Jeff Kvaal - Barclays Capital
So your target sales and marketing is 26%, 27%, you’re at 36%. When do you think you will see the inflection point in your OpEx? And I know that you are working on expanding internationally and all that. Is that next year, or can we expect it middle of next year, end of next year, any sort of guidance?
It’s driven by our position in the overall market. As long as we can grow 20% above and hopefully higher, then I think investing in the sales and marketing is appropriate. Should our growth slow down, then obviously Mike and I can make adjustment to show more leverage to the bottom line. But in the very short term window, we think it’s appropriate to keep investing. I don’t know any better than you do. Two years out, quite a lot will happen to the market.
So what we can say to the investors is, and I do ask this question to every investors I talk to, given our position now, what would you do? And the vast majority would say you’re doing the right thing. You’re taking advantage of the market. But they want to make sure there’s leverage in the model. They want to make sure we’re responsible and know when to make that choice.

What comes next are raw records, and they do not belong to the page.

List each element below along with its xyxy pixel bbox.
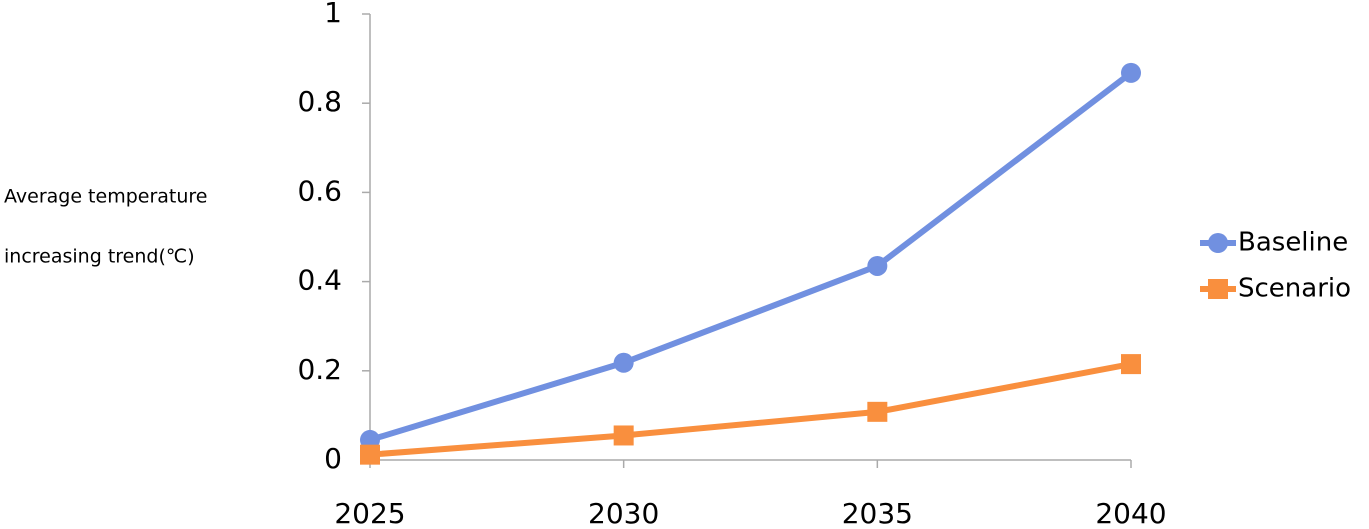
y-axis-label: increasing trend(℃)	[4, 246, 195, 268]
y-tick-label: 0.6	[297, 174, 342, 207]
legend-label: Scenario	[1238, 274, 1351, 304]
y-tick-label: 0.2	[297, 353, 342, 386]
y-tick-label: 1	[324, 0, 342, 29]
x-tick-label: 2025	[334, 497, 405, 529]
x-tick-label: 2040	[1095, 497, 1166, 529]
data-point	[613, 425, 634, 446]
y-tick-label: 0.8	[297, 85, 342, 118]
legend-label: Baseline	[1238, 228, 1348, 258]
y-tick-label: 0.4	[297, 264, 342, 297]
legend-marker	[1208, 233, 1228, 253]
legend-marker	[1208, 279, 1228, 299]
data-point	[1121, 354, 1141, 375]
data-point	[1121, 62, 1141, 83]
data-point	[360, 444, 380, 465]
data-point	[613, 352, 634, 373]
data-point	[867, 255, 888, 276]
y-axis-label: Average temperature	[4, 186, 208, 208]
x-tick-label: 2035	[842, 497, 913, 529]
x-tick-label: 2030	[588, 497, 659, 529]
y-tick-label: 0	[324, 442, 342, 475]
series-line	[369, 361, 1132, 458]
series-line	[369, 70, 1133, 443]
data-point	[867, 401, 888, 422]
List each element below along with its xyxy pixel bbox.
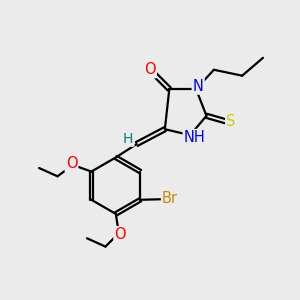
Text: S: S (226, 114, 236, 129)
Text: Br: Br (162, 191, 178, 206)
Text: NH: NH (184, 130, 206, 145)
Text: H: H (123, 132, 134, 146)
Text: O: O (66, 156, 77, 171)
Text: O: O (144, 62, 156, 77)
Text: N: N (193, 79, 204, 94)
Text: O: O (115, 227, 126, 242)
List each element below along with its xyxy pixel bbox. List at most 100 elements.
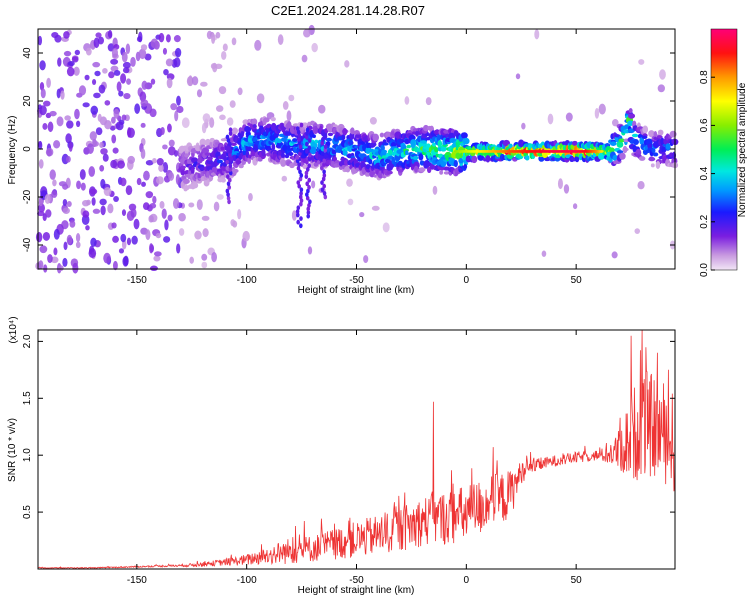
spectrogram-cell (201, 147, 210, 154)
spectrogram-cell (242, 230, 250, 242)
spectrogram-cell (100, 205, 106, 216)
spectrogram-cell (354, 134, 362, 139)
spectrogram-cell (462, 137, 470, 145)
spectrogram-cell (295, 126, 300, 131)
spectrogram-cell (118, 90, 124, 97)
spectrogram-cell (320, 165, 324, 171)
spectrogram-cell (71, 56, 79, 63)
spectrogram-cell (184, 173, 192, 178)
spectrogram-cell (99, 164, 105, 172)
spectrogram-cell (651, 147, 656, 153)
spectrogram-cell (231, 37, 237, 46)
spectrogram-cell (63, 31, 70, 39)
spectrogram-cell (88, 166, 96, 177)
spectrogram-cell (248, 193, 253, 202)
spectrogram-cell (342, 127, 348, 136)
spectrogram-cell (453, 130, 459, 136)
spectrogram-cell (174, 110, 179, 122)
spectrogram-cell (622, 145, 628, 154)
spectrogram-cell (322, 169, 326, 175)
spectrogram-cell (390, 142, 397, 147)
spectrogram-cell (443, 171, 450, 175)
spectrogram-cell (37, 35, 43, 46)
snr-y-label: SNR (10 * v/v) (7, 418, 18, 482)
spectrogram-cell (170, 103, 178, 111)
spectrogram-cell (229, 100, 236, 108)
spectrogram-cell (308, 152, 312, 158)
spectrogram-cell (299, 191, 303, 196)
spectrogram-cell (111, 116, 116, 124)
spectrogram-cell (302, 122, 308, 128)
spectrogram-cell (136, 36, 143, 42)
spectrogram-cell (182, 178, 190, 184)
spectrogram-cell (404, 150, 409, 156)
spectrogram-cell (121, 114, 127, 121)
snr-y-tick-label: 1.0 (22, 448, 33, 462)
spectrogram-cell (221, 50, 227, 60)
spectrogram-cell (76, 180, 82, 190)
spectrogram-cell (270, 117, 276, 122)
spectrogram-cell (256, 93, 265, 104)
spectrogram-cell (612, 154, 618, 162)
spectrogram-cell (297, 140, 302, 146)
spectrogram-cell (98, 84, 106, 94)
spectrogram-cell (323, 194, 328, 200)
spectrogram-cell (386, 170, 393, 175)
spectrogram-cell (440, 147, 446, 152)
spectrogram-cell (45, 147, 54, 157)
spectrogram-cell (143, 170, 150, 181)
spectrogram-cell (327, 132, 334, 137)
spectrogram-cell (638, 156, 646, 161)
spectrogram-cell (199, 166, 205, 172)
spectrogram-cell (439, 166, 445, 171)
spectrogram-cell (270, 122, 277, 131)
spectrogram-cell (152, 158, 157, 164)
spectrogram-cell (359, 211, 365, 218)
spectrogram-cell (320, 151, 325, 157)
spectrogram-cell (281, 175, 288, 182)
spectrogram-cell (642, 125, 649, 134)
spectrogram-cell (86, 143, 94, 155)
spectrogram-cell (111, 134, 117, 144)
spectrogram-cell (288, 94, 295, 102)
spectrogram-cell (149, 243, 154, 254)
spectrogram-cell (609, 141, 617, 146)
spectrogram-cell (207, 156, 213, 161)
spectrogram-cell (299, 122, 304, 128)
spectrogram-cell (298, 194, 303, 200)
spectrogram-cell (150, 38, 159, 49)
spectrogram-cell (657, 84, 665, 93)
spectrogram-cell (298, 144, 303, 150)
spectrogram-cell (305, 127, 310, 133)
spectrogram-x-tick-label: -100 (237, 275, 257, 286)
spectrogram-cell (611, 119, 619, 127)
spectrogram-cell (277, 34, 284, 45)
spectrogram-cell (657, 129, 664, 136)
spectrogram-cell (38, 159, 44, 169)
spectrogram-cell (141, 181, 146, 187)
spectrogram-cell (163, 68, 169, 76)
spectrogram-cell (131, 235, 138, 245)
spectrogram-cell (346, 178, 353, 187)
spectrogram-cell (660, 137, 665, 146)
spectrogram-cell (162, 144, 168, 150)
colorbar: 0.0 0.2 0.4 0.6 0.8 Normalized spectral ampl… (699, 28, 748, 277)
spectrogram-cell (47, 121, 54, 133)
spectrogram-cell (63, 241, 68, 251)
spectrogram-cell (158, 164, 164, 172)
spectrogram-cell (231, 168, 239, 174)
spectrogram-cell (215, 31, 221, 39)
spectrogram-cell (126, 78, 132, 85)
spectrogram-cell (37, 210, 45, 217)
spectrogram-cell (419, 140, 428, 144)
spectrogram-cell (381, 149, 388, 154)
spectrogram-cell (311, 180, 316, 189)
spectrogram-cell (140, 148, 146, 160)
spectrogram-cell (155, 232, 162, 239)
spectrogram-cell (247, 157, 252, 164)
spectrogram-cell (90, 105, 99, 115)
spectrogram-cell (404, 96, 410, 105)
spectrogram-cell (423, 160, 430, 169)
spectrogram-cell (216, 194, 224, 200)
spectrogram-cell (320, 140, 325, 146)
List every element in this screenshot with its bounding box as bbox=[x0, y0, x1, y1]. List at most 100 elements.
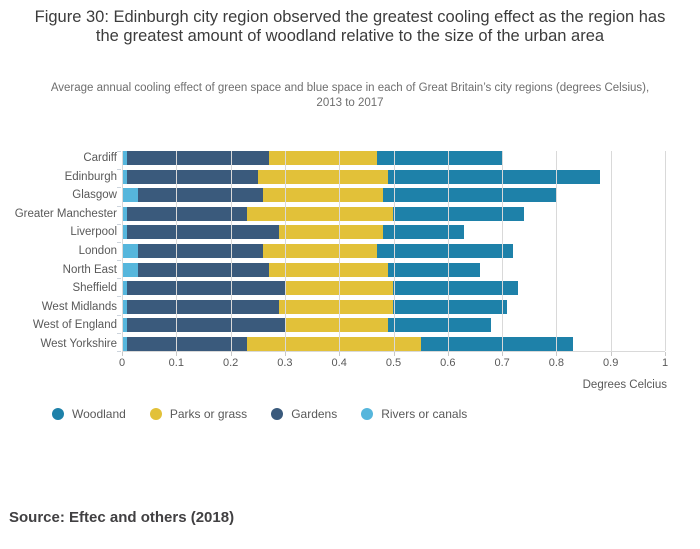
category-label-sheffield: Sheffield bbox=[72, 282, 117, 295]
x-tick-label: 0.3 bbox=[277, 357, 293, 369]
bar-segment-woodland bbox=[393, 206, 524, 221]
x-tick-mark bbox=[665, 352, 666, 356]
x-tick-label: 0.7 bbox=[494, 357, 510, 369]
bar-row-liverpool bbox=[122, 225, 665, 240]
category-tick bbox=[117, 314, 121, 316]
bar-row-west-midlands bbox=[122, 299, 665, 314]
bar-segment-rivers-or-canals bbox=[122, 151, 128, 165]
category-tick bbox=[117, 260, 121, 262]
bar-segment-parks-or-grass bbox=[268, 262, 389, 277]
bar-segment-rivers-or-canals bbox=[122, 299, 128, 314]
category-tick bbox=[117, 205, 121, 207]
chart: Cardiff Edinburgh Glasgow Greater Mancheste… bbox=[0, 151, 669, 391]
bars bbox=[122, 151, 665, 351]
legend-swatch-parks-or-grass-icon bbox=[149, 408, 162, 420]
bar-segment-gardens bbox=[127, 318, 285, 333]
legend-label: Gardens bbox=[291, 407, 338, 421]
category-tick bbox=[117, 187, 121, 189]
legend-label: Woodland bbox=[72, 407, 126, 421]
bar-segment-parks-or-grass bbox=[263, 188, 383, 203]
legend-swatch-gardens-icon bbox=[271, 408, 284, 420]
bar-segment-parks-or-grass bbox=[279, 299, 394, 314]
bar-segment-woodland bbox=[377, 151, 503, 165]
x-tick-label: 0.4 bbox=[331, 357, 347, 369]
bar-segment-gardens bbox=[127, 206, 247, 221]
category-label-north-east: North East bbox=[62, 263, 117, 276]
x-tick-label: 0.5 bbox=[385, 357, 402, 369]
legend-swatch-woodland-icon bbox=[52, 408, 64, 420]
category-label-cardiff: Cardiff bbox=[83, 152, 117, 164]
bar-row-greater-manchester bbox=[122, 206, 665, 221]
x-axis-line bbox=[122, 351, 665, 352]
figure-subtitle: Average annual cooling effect of green s… bbox=[50, 82, 650, 109]
category-tick bbox=[117, 169, 121, 171]
bar-row-west-yorkshire bbox=[122, 336, 665, 351]
gridline bbox=[393, 151, 395, 351]
figure-title: Figure 30: Edinburgh city region observe… bbox=[34, 8, 666, 46]
x-tick-label: 0.1 bbox=[168, 357, 184, 369]
legend-item-rivers-or-canals: Rivers or canals bbox=[361, 407, 467, 421]
x-tick-mark bbox=[393, 352, 395, 356]
bar-segment-parks-or-grass bbox=[263, 243, 378, 258]
bar-segment-parks-or-grass bbox=[279, 225, 383, 240]
x-tick-label: 0.8 bbox=[548, 357, 565, 369]
bar-segment-gardens bbox=[138, 188, 264, 203]
bar-segment-rivers-or-canals bbox=[122, 188, 139, 203]
bar-row-london bbox=[122, 243, 665, 258]
plot-area bbox=[117, 151, 666, 356]
x-tick-mark bbox=[556, 352, 558, 356]
x-tick-label: 0.2 bbox=[222, 357, 239, 369]
category-tick bbox=[117, 151, 121, 152]
category-label-london: London bbox=[78, 244, 117, 257]
bar-segment-gardens bbox=[127, 336, 247, 351]
legend: Woodland Parks or grass Gardens Rivers or c… bbox=[52, 407, 467, 421]
category-tick bbox=[117, 278, 121, 280]
bar-row-west-of-england bbox=[122, 318, 665, 333]
x-axis-tick-labels: 0 0.1 0.2 0.3 0.4 0.5 0.6 0.7 0.8 0.9 1 bbox=[119, 357, 669, 371]
category-tick bbox=[117, 296, 121, 298]
x-tick-label: 1 bbox=[661, 357, 669, 369]
bar-segment-parks-or-grass bbox=[257, 169, 389, 184]
bar-segment-gardens bbox=[127, 281, 285, 296]
gridline bbox=[339, 151, 341, 351]
bar-segment-rivers-or-canals bbox=[122, 243, 139, 258]
bar-segment-rivers-or-canals bbox=[122, 225, 128, 240]
category-label-glasgow: Glasgow bbox=[72, 189, 117, 202]
bar-segment-parks-or-grass bbox=[246, 206, 394, 221]
bar-row-north-east bbox=[122, 262, 665, 277]
category-tick bbox=[117, 332, 121, 334]
x-tick-mark bbox=[447, 352, 449, 356]
bar-segment-rivers-or-canals bbox=[122, 169, 128, 184]
bar-segment-parks-or-grass bbox=[284, 318, 389, 333]
category-label-edinburgh: Edinburgh bbox=[64, 170, 117, 183]
bar-segment-gardens bbox=[127, 225, 280, 240]
bar-segment-gardens bbox=[127, 151, 269, 165]
gridline bbox=[665, 151, 666, 351]
gridline bbox=[610, 151, 612, 351]
bar-segment-gardens bbox=[127, 299, 280, 314]
bar-segment-parks-or-grass bbox=[246, 336, 421, 351]
legend-label: Parks or grass bbox=[169, 407, 248, 421]
gridline bbox=[230, 151, 232, 351]
bar-segment-woodland bbox=[382, 225, 465, 240]
x-tick-mark bbox=[502, 352, 504, 356]
gridline bbox=[284, 151, 286, 351]
category-label-liverpool: Liverpool bbox=[70, 226, 117, 239]
bar-segment-woodland bbox=[393, 281, 519, 296]
bar-segment-rivers-or-canals bbox=[122, 206, 128, 221]
bar-segment-gardens bbox=[127, 169, 258, 184]
bar-row-edinburgh bbox=[122, 169, 665, 184]
legend-label: Rivers or canals bbox=[381, 407, 468, 421]
category-label-west-yorkshire: West Yorkshire bbox=[40, 337, 118, 350]
gridline bbox=[556, 151, 558, 351]
bar-segment-parks-or-grass bbox=[268, 151, 378, 165]
category-axis: Cardiff Edinburgh Glasgow Greater Mancheste… bbox=[0, 151, 117, 356]
source-note: Source: Eftec and others (2018) bbox=[9, 509, 235, 526]
bar-segment-woodland bbox=[388, 318, 492, 333]
bar-segment-woodland bbox=[377, 243, 513, 258]
bar-row-cardiff bbox=[122, 151, 665, 165]
legend-item-gardens: Gardens bbox=[271, 407, 337, 421]
gridline bbox=[122, 151, 123, 351]
x-tick-label: 0.6 bbox=[440, 357, 456, 369]
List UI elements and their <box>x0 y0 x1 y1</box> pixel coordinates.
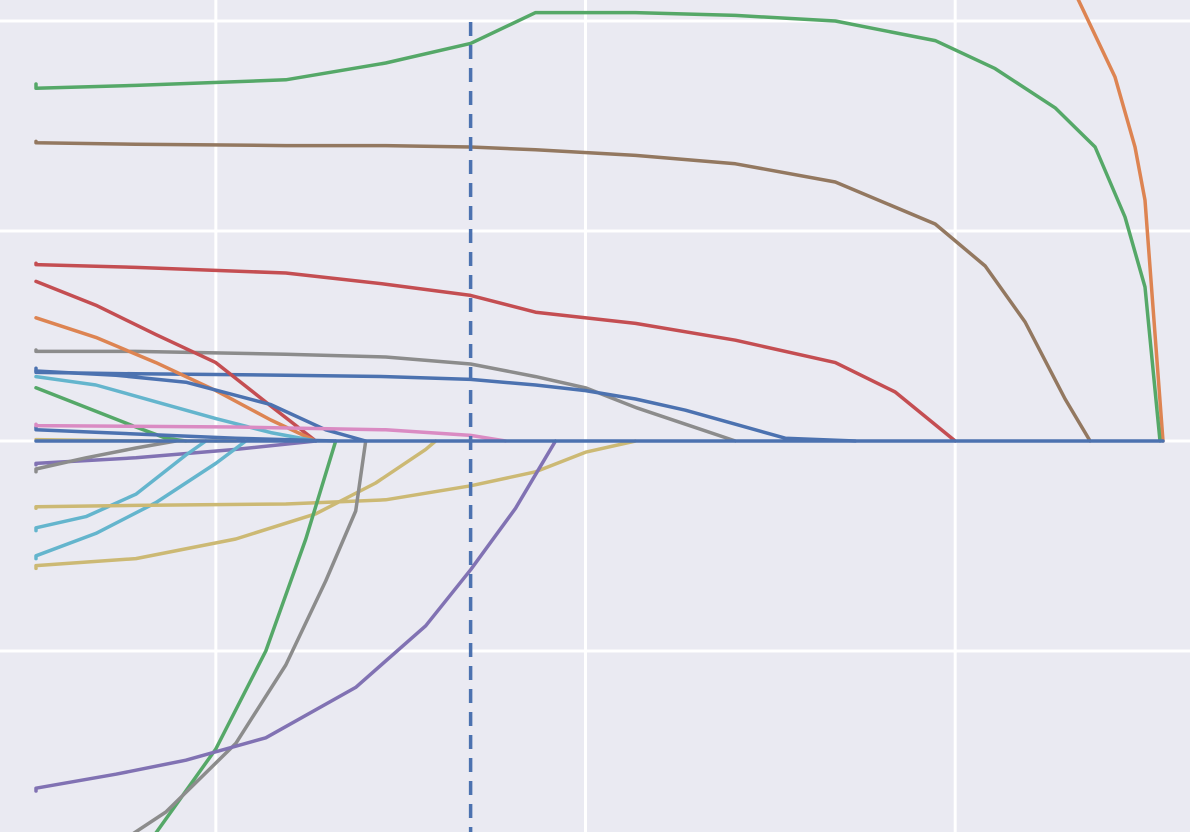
series-line-22 <box>34 439 558 793</box>
series-line-18 <box>34 439 638 510</box>
series-line-1 <box>34 10 1162 443</box>
series-line-8 <box>34 374 318 443</box>
series-line-2 <box>34 139 1092 443</box>
series-group <box>34 0 1165 832</box>
series-line-19 <box>34 439 438 571</box>
series-line-14 <box>34 439 318 467</box>
series-line-17 <box>34 439 248 561</box>
series-line-0 <box>1076 0 1165 443</box>
series-line-15 <box>34 439 178 474</box>
series-line-5 <box>34 369 858 443</box>
series-line-21 <box>132 439 368 832</box>
series-line-11 <box>34 425 338 443</box>
series-line-12 <box>34 422 508 443</box>
series-line-4 <box>34 348 738 443</box>
series-line-6 <box>34 279 318 443</box>
series-line-7 <box>34 316 318 443</box>
series-line-3 <box>34 261 957 443</box>
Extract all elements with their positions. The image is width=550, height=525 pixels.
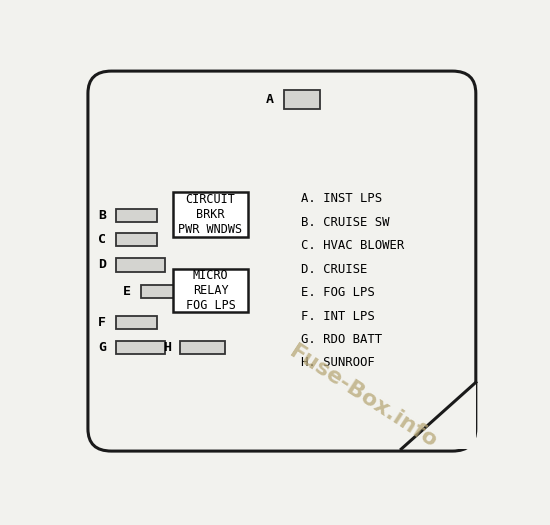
Bar <box>116 316 157 329</box>
Text: A. INST LPS: A. INST LPS <box>301 192 382 205</box>
Text: F: F <box>98 316 106 329</box>
Bar <box>116 233 157 246</box>
Bar <box>116 258 164 271</box>
Text: H. SUNROOF: H. SUNROOF <box>301 356 375 370</box>
Text: H: H <box>163 341 171 354</box>
Bar <box>116 341 164 354</box>
Text: C: C <box>98 233 106 246</box>
Text: A: A <box>265 93 273 106</box>
Text: D: D <box>98 258 106 271</box>
Text: C. HVAC BLOWER: C. HVAC BLOWER <box>301 239 404 252</box>
Text: E: E <box>123 285 130 298</box>
Bar <box>116 208 157 222</box>
Text: F. INT LPS: F. INT LPS <box>301 310 375 322</box>
Polygon shape <box>402 382 476 449</box>
Bar <box>173 192 248 237</box>
Bar <box>173 269 248 312</box>
Text: E. FOG LPS: E. FOG LPS <box>301 286 375 299</box>
Bar <box>141 285 186 298</box>
FancyBboxPatch shape <box>88 71 476 451</box>
Text: G. RDO BATT: G. RDO BATT <box>301 333 382 346</box>
Text: B: B <box>98 209 106 222</box>
Text: B. CRUISE SW: B. CRUISE SW <box>301 216 389 229</box>
Text: MICRO
RELAY
FOG LPS: MICRO RELAY FOG LPS <box>185 269 235 312</box>
Text: G: G <box>98 341 106 354</box>
Text: CIRCUIT
BRKR
PWR WNDWS: CIRCUIT BRKR PWR WNDWS <box>178 193 243 236</box>
Text: Fuse-Box.info: Fuse-Box.info <box>285 341 440 452</box>
Bar <box>180 341 225 354</box>
Bar <box>284 90 320 110</box>
Text: D. CRUISE: D. CRUISE <box>301 262 367 276</box>
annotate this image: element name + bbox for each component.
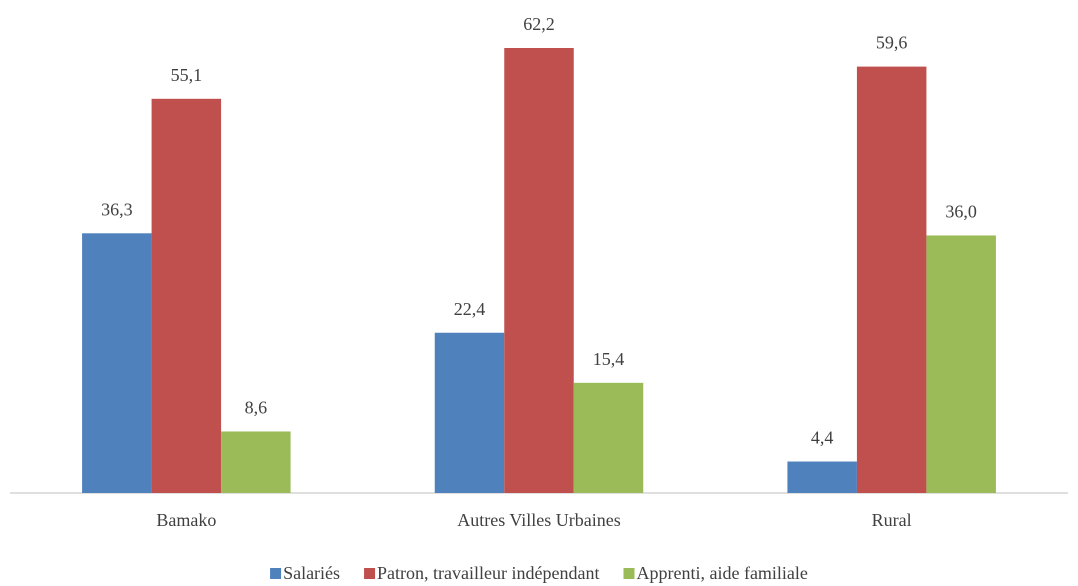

And the other aspect and you’d obviously have to do the arithmetic but if we get to 15% market share, then typically you wouldn’t be growing at the same rate and therefore the model by default would have changed and we would be investing more slowly.
(inaudible) low end of your customer base?
So the question was: is the low end moving towards the hosted model? We see traction in the hosted model below 10 seats. And we don’t really compete in that market. We’re not competitive much under 20, 30 seats. But if you know the company as well as I do, and we’ve done a lot of research, that is where it’s taking off. I ask every quarter the partners, are you losing to the hosted model? And the answer is no. They do provide private cloud. So our partners today provide a private cloud and that seems to be quite effective.
But we watch it very carefully and obviously if the hosted market accelerates in our core business, then we would add a hosted capability. But in the small company, it’s better to stay focused and win it what you are good at.
(inaudible) for the year – for the first half of the year, you’re sort of at or little bit below that trajectory? What picks us up in the second half of your fiscal year?
I’ll ask Mike to help me here as well. But we got 22% in the first quarter. We haven’t completed the second quarter yet but our objective is to get to the 20%. And then the second half, what we’d like you to reflect on is we’ve made so many improvements in our model that are not yet reflecting in revenue, like Ingram, huge organization, revenues ramped second half onwards.
ScanSource, what they’ve done is digest the 400 partners that we transitioned to them. They actually have together – we’ve added 40 additional partners with their recruitment and our recruitment. That’s nothing. We want them to grow even faster. Then the mobility revenues, obviously the ramp is being modest because we’re selling to large organizations, and the pilot and the valuation take time but that will ramp.
The new partners, we’ve been adding 50 plus every quarter. That ramps. So we see many, many factors that give us confidence in second half of 20%.
The couple of things I would add would be, we assume the market to be relatively stable going forward into our second half; it declined. The September quarter, it looks like it went up little bit but prior to that had declined. And then we do expect an increase in our productivity of our sales people going forward. That’s kind of built into our model. Our productivity is down in Q1, we’ve been pretty verbal about that. We do expect it to come back with some of the things Peter had mentioned.
Jeff Kvaal - Barclays Capital
(inaudible) you very much.
Thank you very much all of you. Appreciate it. Thank you.